If sev­er­al prod­ucts in a port­fo­lio work agile, the ques­tion of coor­di­na­tion and joint align­ment aris­es again, but now at a high­er, strate­gic lev­el. Here objec­tives and key results, for instance, could give the prod­ucts a shared strate­gic direc­tion with­out restrict­ing their auton­o­my too much. SAFe pro­vides answers to this at the port­fo­lio lev­el, and to a cer­tain extent, the tribes in the Spo­ti­fy mod­el are also a solu­tion. Many roads lead to Rome. How­ev­er, it is cru­cial to look for the solu­tion start­ing from a prac­ti­cal­ly occur­ring prob­lem and not pre­cau­tion­ary or out of the­o­ret­i­cal fas­ci­na­tion for the method­ol­o­gy on col­or­ful slides.

Final­ly, when many teams are work­ing in an agile man­ner across sev­er­al prod­ucts, the ques­tion of com­mon stan­dards for the oper­a­tions of the prod­ucts, the archi­tec­ture, Con­tin­u­ous Inte­gra­tion / Con­tin­u­ous Deploy­ment, or secu­ri­ty, to name only the obvi­ous ones, is press­ing. The pri­ma­ry orga­ni­za­tion­al struc­ture is right­ful­ly the prod­uct hier­ar­chy: The employ­ees should feel that they belong pri­mar­i­ly to their prod­uct and the val­ue cre­ation for the cus­tomer (ide­al­ly in a fea­ture team because oth­er­wise, they think they belong pri­mar­i­ly to the com­po­nent). In this sense, spe­cial­ist silos in the orga­ni­za­tion for these cross-cut­ting aspects are not a good solu­tion. Here come into play com­mu­ni­ties of prac­tice or guilds, depend­ing on the pre­ferred frame­work. Their task is always the same: to build up, pro­fes­sion­al­ize and also stan­dard­ize joint exper­tise (IT oper­a­tions, secu­ri­ty, archi­tec­ture, etc.) across sev­er­al prod­uct teams.
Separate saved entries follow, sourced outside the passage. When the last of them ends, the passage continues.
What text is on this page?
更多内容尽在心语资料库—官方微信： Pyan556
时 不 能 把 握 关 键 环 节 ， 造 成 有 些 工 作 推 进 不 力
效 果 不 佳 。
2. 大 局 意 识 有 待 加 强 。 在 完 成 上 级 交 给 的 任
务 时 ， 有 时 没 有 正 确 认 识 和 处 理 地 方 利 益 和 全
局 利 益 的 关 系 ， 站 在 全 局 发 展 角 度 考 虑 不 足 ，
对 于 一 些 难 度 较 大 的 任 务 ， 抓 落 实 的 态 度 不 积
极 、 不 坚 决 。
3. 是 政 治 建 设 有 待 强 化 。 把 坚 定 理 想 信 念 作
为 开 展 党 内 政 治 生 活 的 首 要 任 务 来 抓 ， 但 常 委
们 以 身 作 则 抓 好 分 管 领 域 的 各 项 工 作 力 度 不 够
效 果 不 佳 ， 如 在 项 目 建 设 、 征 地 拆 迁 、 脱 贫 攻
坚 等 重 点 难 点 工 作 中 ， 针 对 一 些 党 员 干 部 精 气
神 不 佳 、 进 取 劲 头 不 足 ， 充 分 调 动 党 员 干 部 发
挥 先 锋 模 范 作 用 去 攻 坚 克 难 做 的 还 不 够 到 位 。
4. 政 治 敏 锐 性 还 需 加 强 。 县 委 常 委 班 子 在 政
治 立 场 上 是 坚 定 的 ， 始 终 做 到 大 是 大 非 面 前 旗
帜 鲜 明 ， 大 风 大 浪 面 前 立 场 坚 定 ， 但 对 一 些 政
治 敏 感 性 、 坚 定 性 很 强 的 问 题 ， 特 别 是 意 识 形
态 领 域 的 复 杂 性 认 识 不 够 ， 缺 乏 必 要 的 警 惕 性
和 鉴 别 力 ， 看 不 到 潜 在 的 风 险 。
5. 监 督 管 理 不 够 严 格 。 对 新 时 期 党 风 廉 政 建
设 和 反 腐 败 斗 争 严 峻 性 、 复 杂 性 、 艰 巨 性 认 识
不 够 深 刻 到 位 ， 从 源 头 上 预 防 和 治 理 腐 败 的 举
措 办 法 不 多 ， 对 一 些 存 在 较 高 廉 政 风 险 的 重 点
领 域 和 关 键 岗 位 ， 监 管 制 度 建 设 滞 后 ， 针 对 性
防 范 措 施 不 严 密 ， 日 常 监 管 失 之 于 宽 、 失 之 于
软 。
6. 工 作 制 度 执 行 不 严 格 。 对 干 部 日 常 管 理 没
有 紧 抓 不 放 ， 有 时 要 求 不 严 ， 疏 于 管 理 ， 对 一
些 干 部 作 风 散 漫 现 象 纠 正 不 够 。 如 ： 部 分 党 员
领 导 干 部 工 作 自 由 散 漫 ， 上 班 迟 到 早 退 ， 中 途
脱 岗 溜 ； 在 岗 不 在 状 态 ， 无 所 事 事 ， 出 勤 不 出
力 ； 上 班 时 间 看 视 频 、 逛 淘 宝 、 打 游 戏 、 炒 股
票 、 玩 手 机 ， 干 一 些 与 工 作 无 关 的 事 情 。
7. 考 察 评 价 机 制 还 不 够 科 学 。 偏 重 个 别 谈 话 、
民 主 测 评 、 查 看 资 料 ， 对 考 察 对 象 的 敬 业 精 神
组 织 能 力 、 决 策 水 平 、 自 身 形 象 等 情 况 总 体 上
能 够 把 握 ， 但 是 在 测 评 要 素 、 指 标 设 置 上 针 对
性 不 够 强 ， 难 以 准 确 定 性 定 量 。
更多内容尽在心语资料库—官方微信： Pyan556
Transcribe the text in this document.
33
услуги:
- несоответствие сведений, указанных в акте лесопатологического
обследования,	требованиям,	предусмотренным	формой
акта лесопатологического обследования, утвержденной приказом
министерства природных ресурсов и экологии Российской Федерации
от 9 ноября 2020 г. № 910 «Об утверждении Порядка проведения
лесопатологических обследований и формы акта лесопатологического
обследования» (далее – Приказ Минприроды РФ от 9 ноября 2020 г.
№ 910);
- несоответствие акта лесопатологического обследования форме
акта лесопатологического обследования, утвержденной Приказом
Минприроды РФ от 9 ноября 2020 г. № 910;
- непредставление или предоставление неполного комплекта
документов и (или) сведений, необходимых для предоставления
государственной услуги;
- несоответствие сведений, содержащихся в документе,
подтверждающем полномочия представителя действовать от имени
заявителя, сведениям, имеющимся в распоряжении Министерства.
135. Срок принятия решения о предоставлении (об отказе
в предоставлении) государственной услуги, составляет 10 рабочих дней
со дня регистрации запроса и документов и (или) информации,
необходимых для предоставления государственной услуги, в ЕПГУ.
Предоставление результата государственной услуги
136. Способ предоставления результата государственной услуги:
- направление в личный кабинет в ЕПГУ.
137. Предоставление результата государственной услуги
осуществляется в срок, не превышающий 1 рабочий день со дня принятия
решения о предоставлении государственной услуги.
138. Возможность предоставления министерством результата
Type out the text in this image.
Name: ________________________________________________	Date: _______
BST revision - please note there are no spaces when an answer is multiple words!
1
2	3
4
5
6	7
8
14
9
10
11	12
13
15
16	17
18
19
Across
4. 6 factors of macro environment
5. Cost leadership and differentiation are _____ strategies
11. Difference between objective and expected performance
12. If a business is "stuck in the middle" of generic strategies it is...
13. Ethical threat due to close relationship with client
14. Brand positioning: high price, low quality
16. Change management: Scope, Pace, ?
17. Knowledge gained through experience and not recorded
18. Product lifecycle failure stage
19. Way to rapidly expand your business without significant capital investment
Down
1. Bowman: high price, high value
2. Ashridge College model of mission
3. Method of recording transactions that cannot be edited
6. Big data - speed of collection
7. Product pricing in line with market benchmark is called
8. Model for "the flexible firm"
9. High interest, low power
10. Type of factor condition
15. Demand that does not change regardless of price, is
I could con­tin­ue this list of typ­i­cal prob­lems and the solu­tions offered in agile frame­works. How­ev­er, my point is not to exhaust the top­ic or cre­ate a meta-mod­el of agile frame­works. All frame­works con­tain rea­son­able solu­tions. Like there are good tools in the hard­ware store. But to use them suc­cess­ful­ly, you have to have the right prob­lem and under­stand that prob­lem cor­rect­ly. In addi­tion, all solu­tions also have side effects and inter­ac­tions, and some­times these solu­tions also need spe­cif­ic pre­req­ui­sites for suc­cess­ful application.

It is no longer suf­fi­cient to have one per­son learn­ing for the orga­ni­za­tion, a Ford or a Sloan or a Wat­son or a Gates. […] The orga­ni­za­tions that will tru­ly excel in the future will be the orga­ni­za­tions that dis­cov­er how to tap people’s […] capac­i­ty to learn at all lev­els in an organization.

Peter Sen­ge, The Fifth Discipline

The obses­sion with sim­ply select­ing a proven mod­el and rolling it out will there­fore not be reward­ed with suc­cess but has the poten­tial to burn the cho­sen agile frame­work and the con­cept of agili­ty in gen­er­al. It seems more sen­si­ble to me to explore the prob­lem space of scaled agile step by step and then, after under­stand­ing the prob­lem thor­ough­ly, look for ade­quate solu­tions in the known frame­works and beyond. Cru­cial to this is a fear­less learn­ing cul­ture and the fun­da­men­tal agile prac­tice of con­tin­u­ous improve­ment that orig­i­nates from lean man­age­ment, such as ret­ro­spec­tives in Scrum. With such a sus­tain­able foun­da­tion, it is unnec­es­sary to find the best frame­work to start with; a good begin­ning is enough, as long as there is con­sis­tent shared learning.